Opinion: Panetta offers valid criticism

Leon Panetta has taken a lot of heat for publicly dumping on Barack Obama’s foreign policy while the president is still in the White House.

Where’s his loyalty? the critics ask, as Panetta makes the publicity rounds for his new memoir, “Worthy Fights,” which says tough things about Obama’s past policies on Syria and Iraq. Shouldn’t Panetta, who served as CIA director and defense secretary during Obama’s first term, have zipped his lip until his former boss left office?

Absolutely not.

Panetta, a child of Italian immigrants who believes deeply in America’s promise, is trying to nudge Obama to adopt a more engaged style of governing; he rightly believes this is the only way Obama can break through the paralysis in Washington and exert more forceful foreign policy leadership in the future.

Obama should listen

So let us hope: from Panetta’s lips to Obama’s ear.

“We are living in a world more dangerous than I’ve seen in 50 years,” Panetta told political analyst Dick Polman in a recent book conversation at the Free Library of Philadelphia. “Obama really thought he’d like to turn a page after 10, 11, 12 years of war. The problem is that if the U.S. isn’t leading the world, no one else will.”

I sat down with Panetta at the library to discuss his thoughts on Obama’s mistakes in Syria and Iraq and how Obama should lead from here on in.

Iraq. Panetta thinks the United States could and should have gotten an agreement with former Iraqi Prime Minister Nouri al-Maliki to keep a limited troop presence in the country. He and his team thought “we could work out some kind of diplomatic notes,” or memorandum of understanding (MOU), that would have permitted U.S. troops to remain (under a status-of-forces agreement signed in 2008).

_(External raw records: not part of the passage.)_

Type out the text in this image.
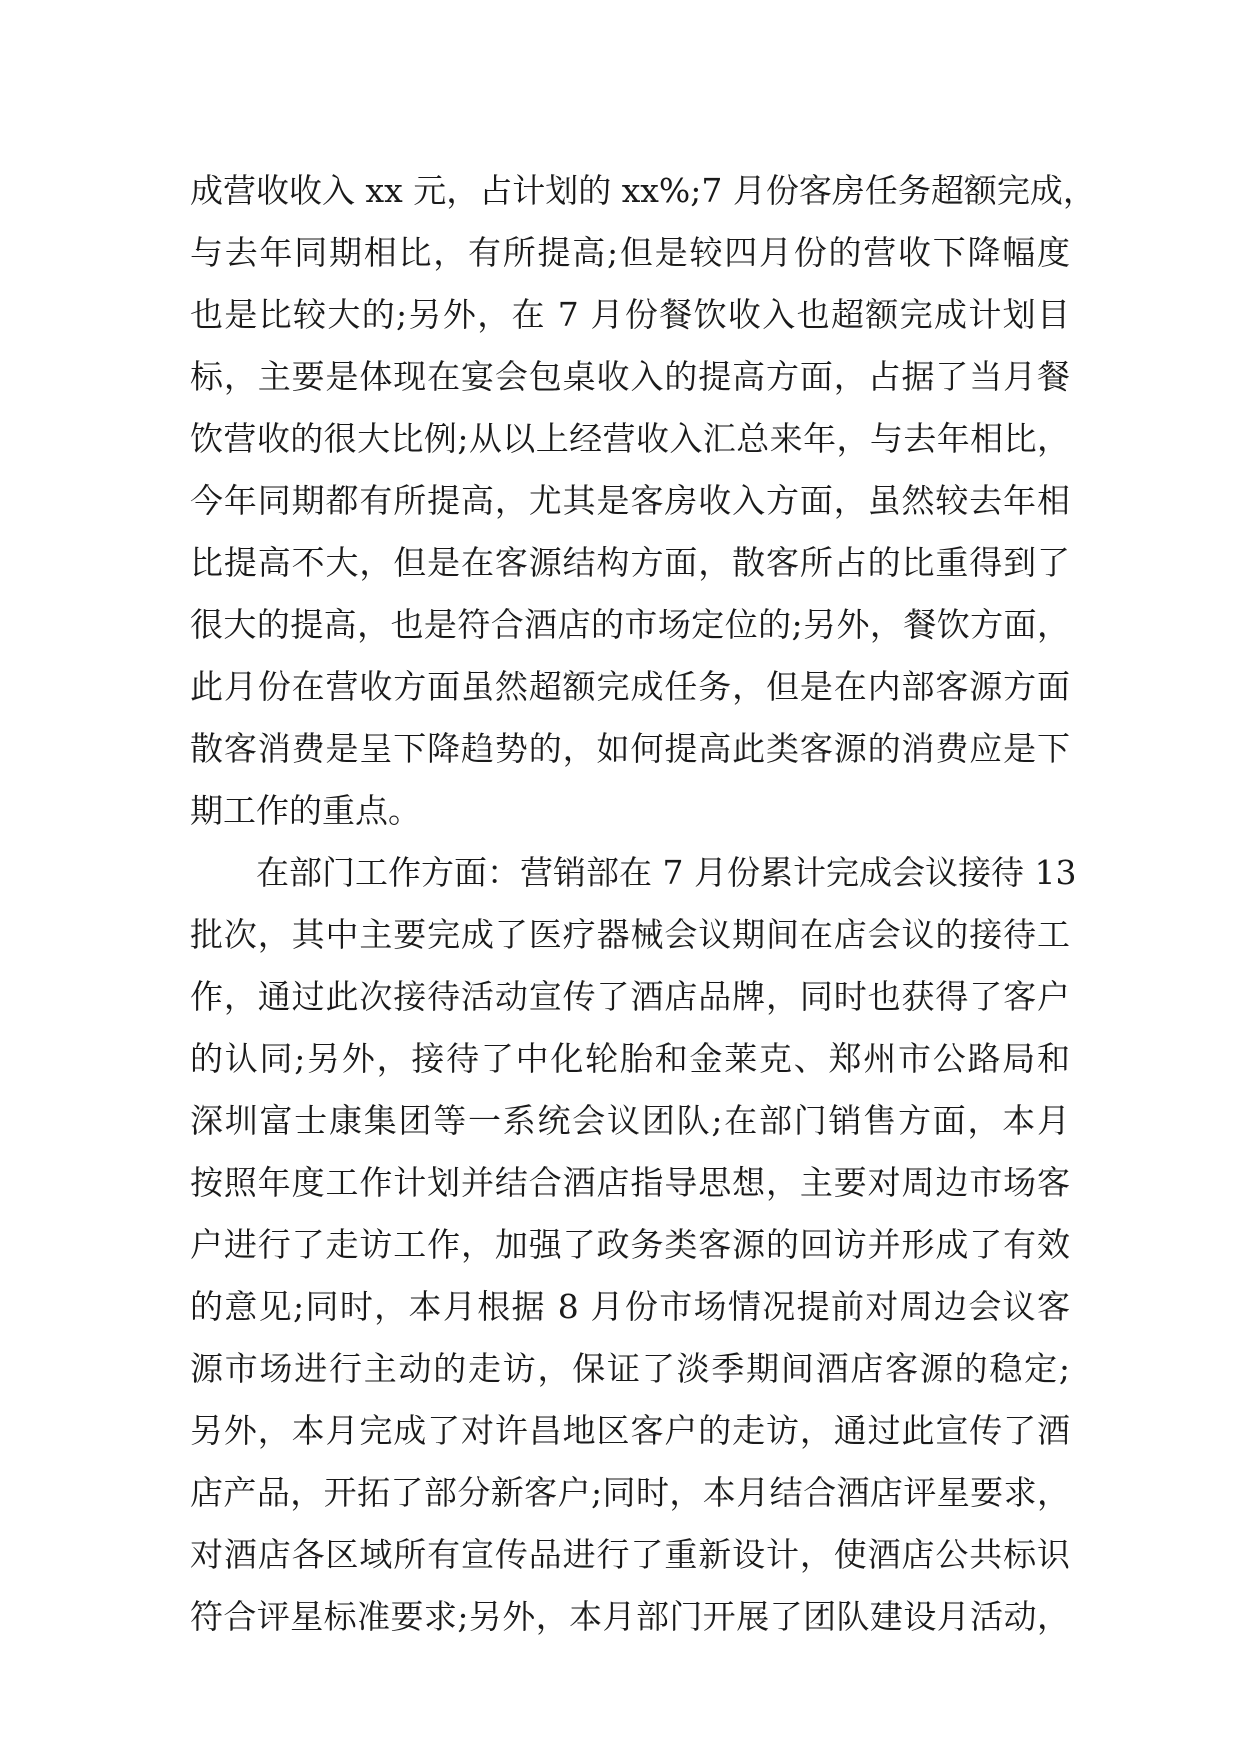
成营收收入 xx 元，占计划的 xx%;7 月份客房任务超额完成，
与去年同期相比，有所提高;但是较四月份的营收下降幅度
也是比较大的;另外，在 7 月份餐饮收入也超额完成计划目
标，主要是体现在宴会包桌收入的提高方面，占据了当月餐
饮营收的很大比例;从以上经营收入汇总来年，与去年相比，
今年同期都有所提高，尤其是客房收入方面，虽然较去年相
比提高不大，但是在客源结构方面，散客所占的比重得到了
很大的提高，也是符合酒店的市场定位的;另外，餐饮方面，
此月份在营收方面虽然超额完成任务，但是在内部客源方面
散客消费是呈下降趋势的，如何提高此类客源的消费应是下
期工作的重点。
在部门工作方面：营销部在 7 月份累计完成会议接待 13
批次，其中主要完成了医疗器械会议期间在店会议的接待工
作，通过此次接待活动宣传了酒店品牌，同时也获得了客户
的认同;另外，接待了中化轮胎和金莱克、郑州市公路局和
深圳富士康集团等一系统会议团队;在部门销售方面，本月
按照年度工作计划并结合酒店指导思想，主要对周边市场客
户进行了走访工作，加强了政务类客源的回访并形成了有效
的意见;同时，本月根据 8 月份市场情况提前对周边会议客
源市场进行主动的走访，保证了淡季期间酒店客源的稳定;
另外，本月完成了对许昌地区客户的走访，通过此宣传了酒
店产品，开拓了部分新客户;同时，本月结合酒店评星要求，
对酒店各区域所有宣传品进行了重新设计，使酒店公共标识
符合评星标准要求;另外，本月部门开展了团队建设月活动，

An MOU would have avoided the necessity of obtaining a vote of approval from the Iraqi parliament, which Maliki said was politically impossible. Panetta says the Pentagon brass would have been satisfied with a diplomatic solution, but the White House insisted that a parliamentary vote was necessary to guarantee immunity for U.S. troops.

As Panetta pointed out, Maliki and U.S. officials worked out an arrangement to cover about 1,400 U.S. troops now in Iraq without a vote. “That indicates there was a possibility, with enough pressure (in 2011), we could have worked out that kind of approach,” he said. He added that his experience with Maliki, both as CIA director and as secretary of defense, was that the Iraqi leader eventually came around “if you came at him at the highest levels, meeting with him, pressuring him.”

Obama took a different approach. “I think from the beginning he made a decision he wasn’t going to do what George Bush did,” Panetta said, meaning to talk every week with Maliki. Panetta also felt that White House staff never mounted “the kind of full-court press that could have produced a different result.”

Iraq withdrawal too quick

Panetta believes deeply that a continued U.S. troop presence in Iraq, say of 10,000 troops, would have made a critical difference, keeping the pressure on Maliki to retain Sunni officials and tribal leaders in government, rather than alienating them, which pushed some into the arms of ISIS. It could also have prevented Maliki from replacing competent generals with political hacks, who fled in the face of the ISIS assault.

Syria. In the summer of 2012, Panetta, along with Secretary of State Hillary Clinton, CIA chief David Petraeus, and the chairman of the joint chiefs, Gen. Martin Dempsey, all recommended that the United States arm and train vetted rebel groups. Obama declined.

“David Petraeus argued at the time,” said Panetta, “that they had identified moderate elements they thought they could train and equip. I felt it was important to try to influence what was happening there in order to make a difference. Otherwise, chaos would reign.”

Ironically, Obama is trying to do now what he refused to do then, when there were many secular and senior Syrian army officers who had defected and might have provided leadership. “It would have been far better to have started this two years ago,” says Panetta.

Obama must engage

The most important lessons Panetta draws concern future presidential leadership — and the need for Obama to engage on a region he wanted to avoid. “This cannot be something which (Obama) pays attention to … periodically,” says Panetta. “It will have to be very concentrated leadership in which he focuses on this issue every day as to what happens and what the strategy is.”

Panetta also stressed that ISIS is a very resilient enemy, “which means we have to be smart enough and flexible enough to adjust our strategy.” He believes the president should pay attention to the advice of his secretaries of state and defense and Dempsey (an indirect dig at Obama’s tendency to draw foreign policy advice mainly from White House advisers).

“We are in a limited war against an unlimited enemy,” Panetta said, which will require a long-term strategy and a president who communicates fully and effectively with the public and Congress.

The message of Panetta’s critique is clear: America needs a leader who is ready to fight for a foreign policy he believes in. The White House may take offense, but that’s a message Obama needs to hear.